U.S. and South Korea Agree to Cooperate on Nuclear Weapons

U.S. and South Korea Agree to Cooperate on Nuclear Weapons

WASHINGTON — The United States will give South Korea a central role for the first time in strategic planning for the use of nuclear weapons in any conflict with North Korea, in return for an agreement that Seoul will not pursue its own nuclear weapons arsenal, American officials said.

The agreement, which the two sides are calling the Washington Declaration, is a centerpiece of this week’s state visit by President Yoon Suk Yeol of South Korea, who will appear with President Biden at the White House on Wednesday.

The new cooperation is closely modeled on how NATO nations plan for possible nuclear conflict, but the American president will retain the sole authority to decide whether to employ a nuclear weapon. While the United States has never formally adopted a “no first use” policy, officials said such a decision would almost certainly come only after the North itself used a nuclear weapon against South Korea.
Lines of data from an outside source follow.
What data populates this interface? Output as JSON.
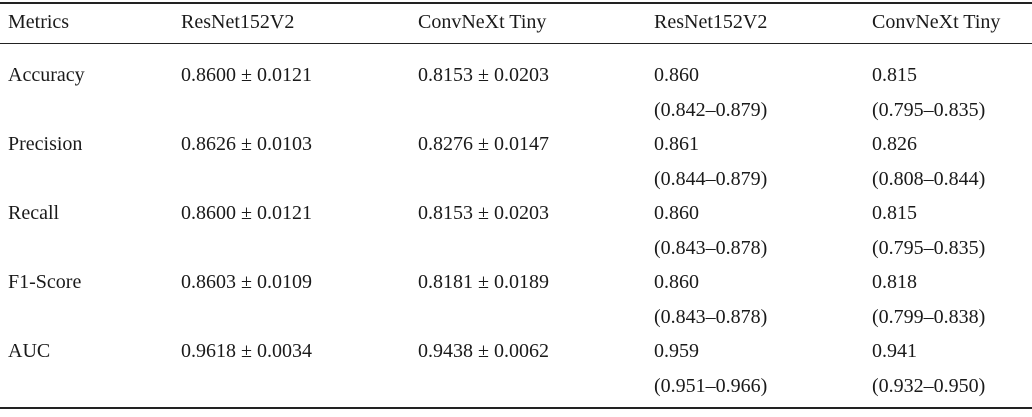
{
  "table": {
    "header": [
      "Metrics",
      "ResNet152V2",
      "ConvNeXt Tiny",
      "ResNet152V2",
      "ConvNeXt Tiny"
    ],
    "rows": [
      [
        "Accuracy",
        "0.8600 ± 0.0121",
        "0.8153 ± 0.0203",
        "0.860",
        "(0.842–0.879)",
        "0.815",
        "(0.795–0.835)"
      ],
      [
        "Precision",
        "0.8626 ± 0.0103",
        "0.8276 ± 0.0147",
        "0.861",
        "(0.844–0.879)",
        "0.826",
        "(0.808–0.844)"
      ],
      [
        "Recall",
        "0.8600 ± 0.0121",
        "0.8153 ± 0.0203",
        "0.860",
        "(0.843–0.878)",
        "0.815",
        "(0.795–0.835)"
      ],
      [
        "F1-Score",
        "0.8603 ± 0.0109",
        "0.8181 ± 0.0189",
        "0.860",
        "(0.843–0.878)",
        "0.818",
        "(0.799–0.838)"
      ],
      [
        "AUC",
        "0.9618 ± 0.0034",
        "0.9438 ± 0.0062",
        "0.959",
        "(0.951–0.966)",
        "0.941",
        "(0.932–0.950)"
      ]
    ]
  }
}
On Wednesday morning, John Kirby, a spokesman for the National Security Council, said, “I would caution anyone from thinking that there was new focus on the centrality of nuclear weapons,” despite the wording of the new declaration. “We have treaty commitments to the Republic on the peninsula,” he said, using the shorthand for the Republic of Korea, and “we want to make sure we have as many options as possible.”

The accord is notable for several reasons. First, it is intended to provide assurance to the South Korean public, where pollsters have found consistent majorities in favor of building an independent South Korean nuclear force. President Yoon himself mused openly about that option early this year, though his government quickly walked the statement back. He also raised the possibility of reintroducing American tactical nuclear weapons to South Korea, a step that his government has said in recent weeks it is no longer pursuing.

The United States withdrew its last nuclear weapons from Korea in 1991, under the George H.W. Bush administration.

But the second reason it is important is one the Biden administration is saying little about: It edges toward reversing the commitment, going back to the Obama administration, to reduce the role of nuclear weapons in American defense strategy. For years, the United States has been improving its non-nuclear strike options, improving the precision and power of conventional weapons that could reach any target in the world in about an hour.

But the South is looking for greater assurance of “extended deterrence,” the concept that the United States will seek to deter a North Korean nuclear strike on the South with a nuclear response — even if that risks a North Korean strike on an American city.

South Korea is a signatory to the Nuclear Nonproliferation Treaty, which prohibits it from obtaining nuclear weapons. So the commitment not to build its own weapons is not new. But nations can withdraw from the treaty, simply by providing notice to the United Nations. Only one nation has done so: North Korea, in the early 1990s. Three countries have not signed the treaty and have developed nuclear weapons: Israel, India and Pakistan.